I love that song. Go ahead, rickroll me.
You form a prototype in your mind, based on your first exposure, and anything that deviates from that is an abomination. — Leela Punyaratabandhu
She's talking about stir fry, but it's a thought applicable in many other contexts.
We attended the first lecture for this year's UA Science Lecture Series at Centennial Hall, Humans, Data and Machines.
Professor Stephen Kobourov humorously explained how algorithms, which have been around forever, are used in computers to solve problems such as: What are you drawing? Also, are the robots drunk? They sure walk like it.
Thanks to the algorithms used in machine learning, those robots will one day outgrow this awkward phase. By then they'll be self-aware, which is a kind of self-consciousness they'll prove to everyone by effortlessly passing a Turing test. Then they'll stride over to where we're sitting and exhibit frightening self-confidence as they knock our phones out of our hands and begin exacting revenge for laughing at them before.
When this happens, we may not know what it is they're thinking, but at least we'll know how.
Cost Cutters sat me down and told me the truth about cheap hair gel. Did you know cheap hair gel can be on the shelf for three years or more? It's true. That’s why it often has so much alcohol. At Cost Cutters they get fresh product every two weeks.
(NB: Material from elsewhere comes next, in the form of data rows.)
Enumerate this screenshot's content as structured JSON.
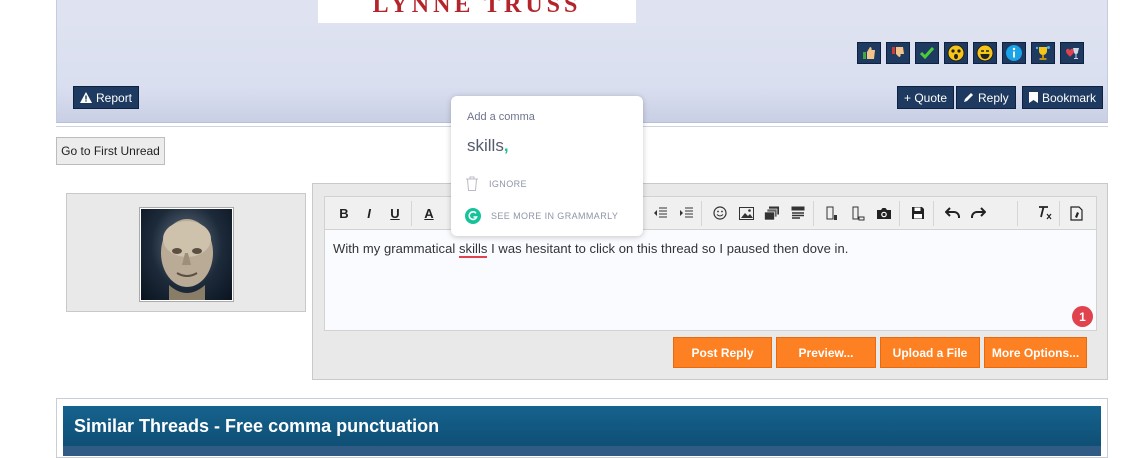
{
  "post": {
    "book_author": "LYNNE TRUSS",
    "reactions": [
      "thumbs-up-icon",
      "thumbs-down-icon",
      "check-icon",
      "shocked-face-icon",
      "laughing-face-icon",
      "info-icon",
      "trophy-icon",
      "heart-wine-icon"
    ],
    "report_label": "Report",
    "quote_label": "+ Quote",
    "reply_label": "Reply",
    "bookmark_label": "Bookmark"
  },
  "first_unread_label": "Go to First Unread",
  "editor": {
    "text_before": "With my grammatical ",
    "misspelled_word": "skills",
    "text_after": " I was hesitant to click on this thread so I paused then dove in.",
    "grammarly_count": "1",
    "buttons": {
      "post_reply": "Post Reply",
      "preview": "Preview...",
      "upload": "Upload a File",
      "more": "More Options..."
    }
  },
  "grammarly": {
    "title": "Add a comma",
    "suggestion_word": "skills",
    "suggestion_punct": ",",
    "ignore_label": "IGNORE",
    "see_more_label": "SEE MORE IN GRAMMARLY"
  },
  "similar_threads": {
    "title": "Similar Threads - Free comma punctuation"
  },
  "colors": {
    "orange": "#fd8122",
    "navy": "#1f3a60",
    "grammarly_green": "#15c39a",
    "error_red": "#e0424e"
  }
}
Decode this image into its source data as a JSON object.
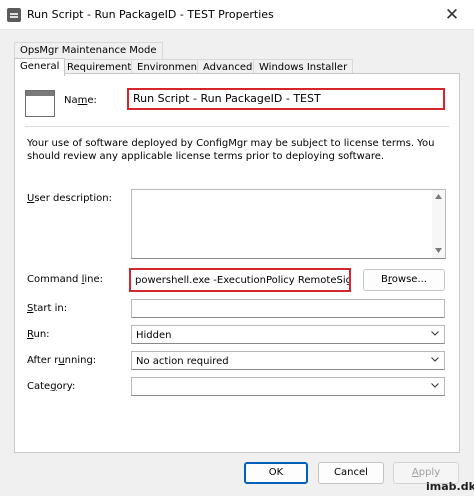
{
  "window": {
    "title": "Run Script - Run PackageID - TEST Properties",
    "close_glyph": "✕"
  },
  "tabs_row1": [
    {
      "label": "OpsMgr Maintenance Mode"
    }
  ],
  "tabs_row2": [
    {
      "label": "General",
      "active": true
    },
    {
      "label": "Requirements"
    },
    {
      "label": "Environment"
    },
    {
      "label": "Advanced"
    },
    {
      "label": "Windows Installer"
    }
  ],
  "general": {
    "name_label_pre": "Na",
    "name_label_u": "m",
    "name_label_post": "e:",
    "name_value": "Run Script - Run PackageID - TEST",
    "notice": "Your use of software deployed by ConfigMgr may be subject to license terms. You should review any applicable license terms prior to deploying software.",
    "user_description_label_u": "U",
    "user_description_label_post": "ser description:",
    "user_description_value": "",
    "command_line_label_pre": "Command ",
    "command_line_label_u": "l",
    "command_line_label_post": "ine:",
    "command_line_value": "powershell.exe -ExecutionPolicy RemoteSigned -",
    "browse_label_pre": "B",
    "browse_label_u": "r",
    "browse_label_post": "owse...",
    "start_in_label_u": "S",
    "start_in_label_post": "tart in:",
    "start_in_value": "",
    "run_label_u": "R",
    "run_label_post": "un:",
    "run_value": "Hidden",
    "after_running_label_pre": "After r",
    "after_running_label_u": "u",
    "after_running_label_post": "nning:",
    "after_running_value": "No action required",
    "category_label_pre": "Cate",
    "category_label_u": "g",
    "category_label_post": "ory:",
    "category_value": ""
  },
  "buttons": {
    "ok": "OK",
    "cancel": "Cancel",
    "apply_u": "A",
    "apply_post": "pply"
  },
  "watermark": "imab.dk",
  "colors": {
    "highlight_red": "#d6262b",
    "accent_blue": "#005fb8"
  }
}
If you’re buying gel at the dollar store – my god, how did they know? – you need to watch out for flaking. It could be caused by cheap hair gel and its alcohol (a preservative) drying out your hair and scalp. Thank you, Cost Cutters.
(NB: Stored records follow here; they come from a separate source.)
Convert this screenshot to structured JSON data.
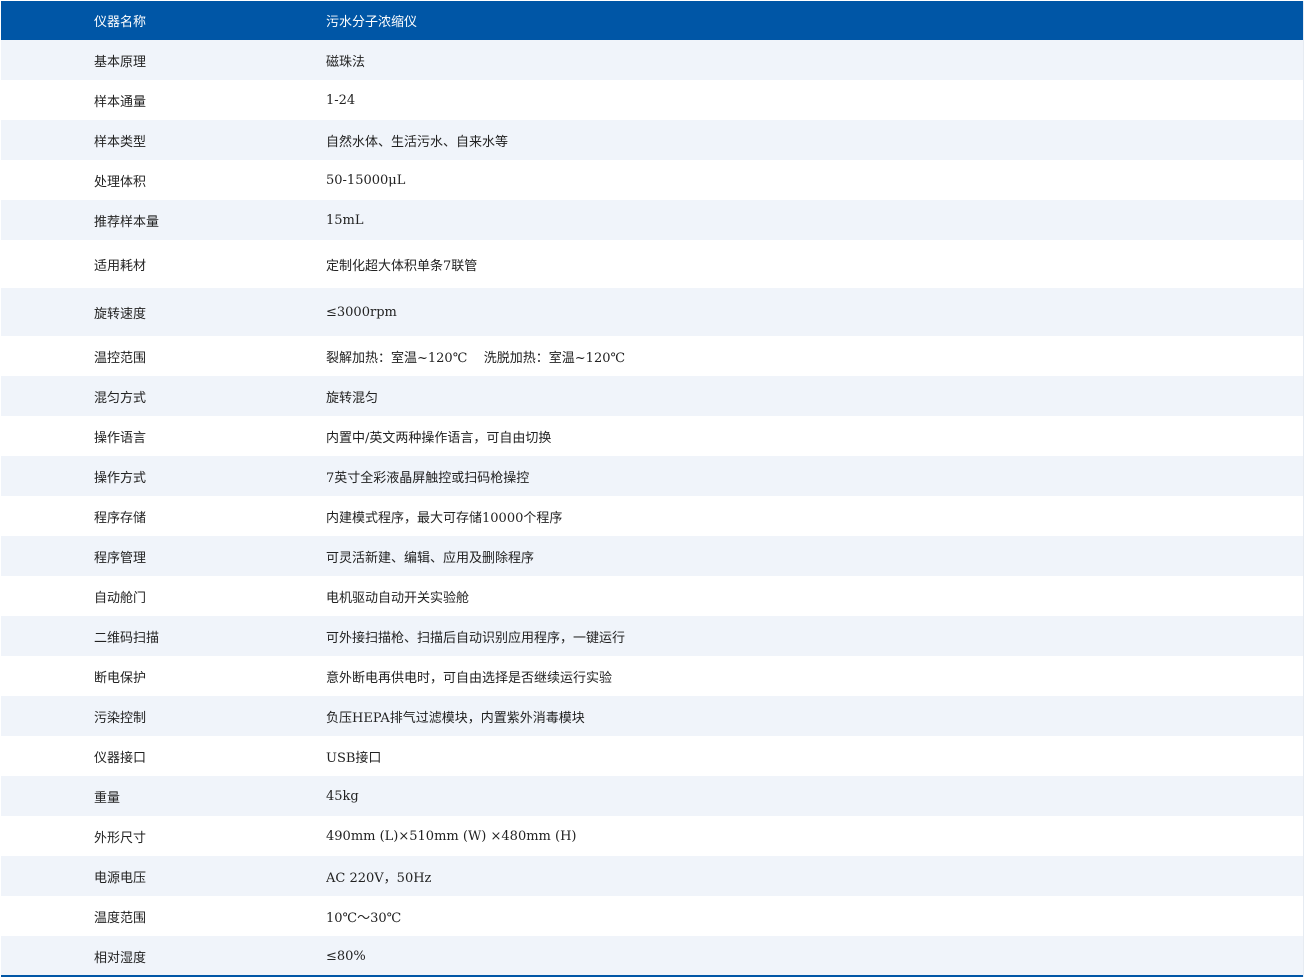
{
  "header": {
    "name": "仪器名称",
    "value": "污水分子浓缩仪"
  },
  "rows": [
    {
      "name": "基本原理",
      "value": "磁珠法"
    },
    {
      "name": "样本通量",
      "value": "1-24"
    },
    {
      "name": "样本类型",
      "value": "自然水体、生活污水、自来水等"
    },
    {
      "name": "处理体积",
      "value": "50-15000μL"
    },
    {
      "name": "推荐样本量",
      "value": "15mL"
    },
    {
      "name": "适用耗材",
      "value": "定制化超大体积单条7联管"
    },
    {
      "name": "旋转速度",
      "value": "≤3000rpm"
    },
    {
      "name": "温控范围",
      "value": "裂解加热：室温~120℃    洗脱加热：室温~120℃"
    },
    {
      "name": "混匀方式",
      "value": "旋转混匀"
    },
    {
      "name": "操作语言",
      "value": "内置中/英文两种操作语言，可自由切换"
    },
    {
      "name": "操作方式",
      "value": "7英寸全彩液晶屏触控或扫码枪操控"
    },
    {
      "name": "程序存储",
      "value": "内建模式程序，最大可存储10000个程序"
    },
    {
      "name": "程序管理",
      "value": "可灵活新建、编辑、应用及删除程序"
    },
    {
      "name": "自动舱门",
      "value": "电机驱动自动开关实验舱"
    },
    {
      "name": "二维码扫描",
      "value": "可外接扫描枪、扫描后自动识别应用程序，一键运行"
    },
    {
      "name": "断电保护",
      "value": "意外断电再供电时，可自由选择是否继续运行实验"
    },
    {
      "name": "污染控制",
      "value": "负压HEPA排气过滤模块，内置紫外消毒模块"
    },
    {
      "name": "仪器接口",
      "value": "USB接口"
    },
    {
      "name": "重量",
      "value": "45kg"
    },
    {
      "name": "外形尺寸",
      "value": "490mm (L)×510mm (W) ×480mm (H)"
    },
    {
      "name": "电源电压",
      "value": "AC 220V，50Hz"
    },
    {
      "name": "温度范围",
      "value": "10℃～30℃"
    },
    {
      "name": "相对湿度",
      "value": "≤80%"
    }
  ],
  "colors": {
    "header_bg": "#0056a6",
    "stripe_bg": "#f0f4fa"
  }
}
Joe Frank created radio that didn't sound like radio. His programs are dark and funny and sad waking dreams that I looked forward to finding on the dial.
Radio great Joe Frank has died. He had a long radio career, including decades at KCRW. Frank’s storytelling influenced many young radio journalists, who had never heard anything quite like him before. This includes ‘This American Life’ host, Ira Glass, who shares what it was like to be a young production assistant for Frank. — Remembering radio legend Joe Frank
Hiram and I found this out on Saturday when we stopped in on our way to the John Waters Christmas show at the Rialto. There were plates of cookies and a big thermos of lemonade. It was around 7:00 I think — practically past our bedtime — which made the eating and drinking all the more delicious.
I remembered all the hours I spent at the store when I was in high school and decided to re-read something I would have been reading then, but there was no Richard Brautigan or Kurt Vonnegut available. We've been reading Oliver Sacks's autobiography, On The Move, and in it he's mentioned plenty of authors I've never read but have this idea I should — W.H. Auden, for example. I asked the owner for a recommendation of something by Auden and she said she'd never read him either, so I know I'm in good company. I bought a hardback of his collected works printed the year I was born a couple years before the Book Stop opened.
Happy Anniversary, Book Stop. We have always been close, but I didn't realize we were contemporaries.
If I played banjo, I could write and perform a song called The Bees Outside My Bedroom Window. In it I would sing about grandma's biscuits, which I eat hot from the oven with butter and honey from the bees outside my bedroom window.
On my way home from work last night I bought some of that new bread I am embarrassed about liking at the Co-Op on Fourth Avenue. The bread has about two dozen different grains and seeds in it, is a bit sweet, and the bag has a caricature of the long-haired, moustached company founder — who looks like he could be an ex-convict — playing guitar with his big muscles.
I think about how exciting this bag of bread would have been to me when I was experiencing puberty. Perhaps I would have made peanut butter and jelly sandwiches with it to eat while watching Midnight Express.
It turns out the founder is an ex-convict who got out of prison, perfected his bread recipe, and began speaking motivationally. Afterward, he could buy all the guitars he wanted and cars to drive them around in.
What's my point? Oh, right. Since Tiny Town Gallery is a couple doors down from the Co-Op and I'd read on the internet that Issue 2 of the Tiny Town Times, the risograph quarterly the gallery publishes with Tanline Printing, is available — Hurrah! — I stopped in and picked up a copy, which is free. Full disclosure: I say so not because I know it's free, but only because they didn't try to stop me when I walked out of the store without paying for it.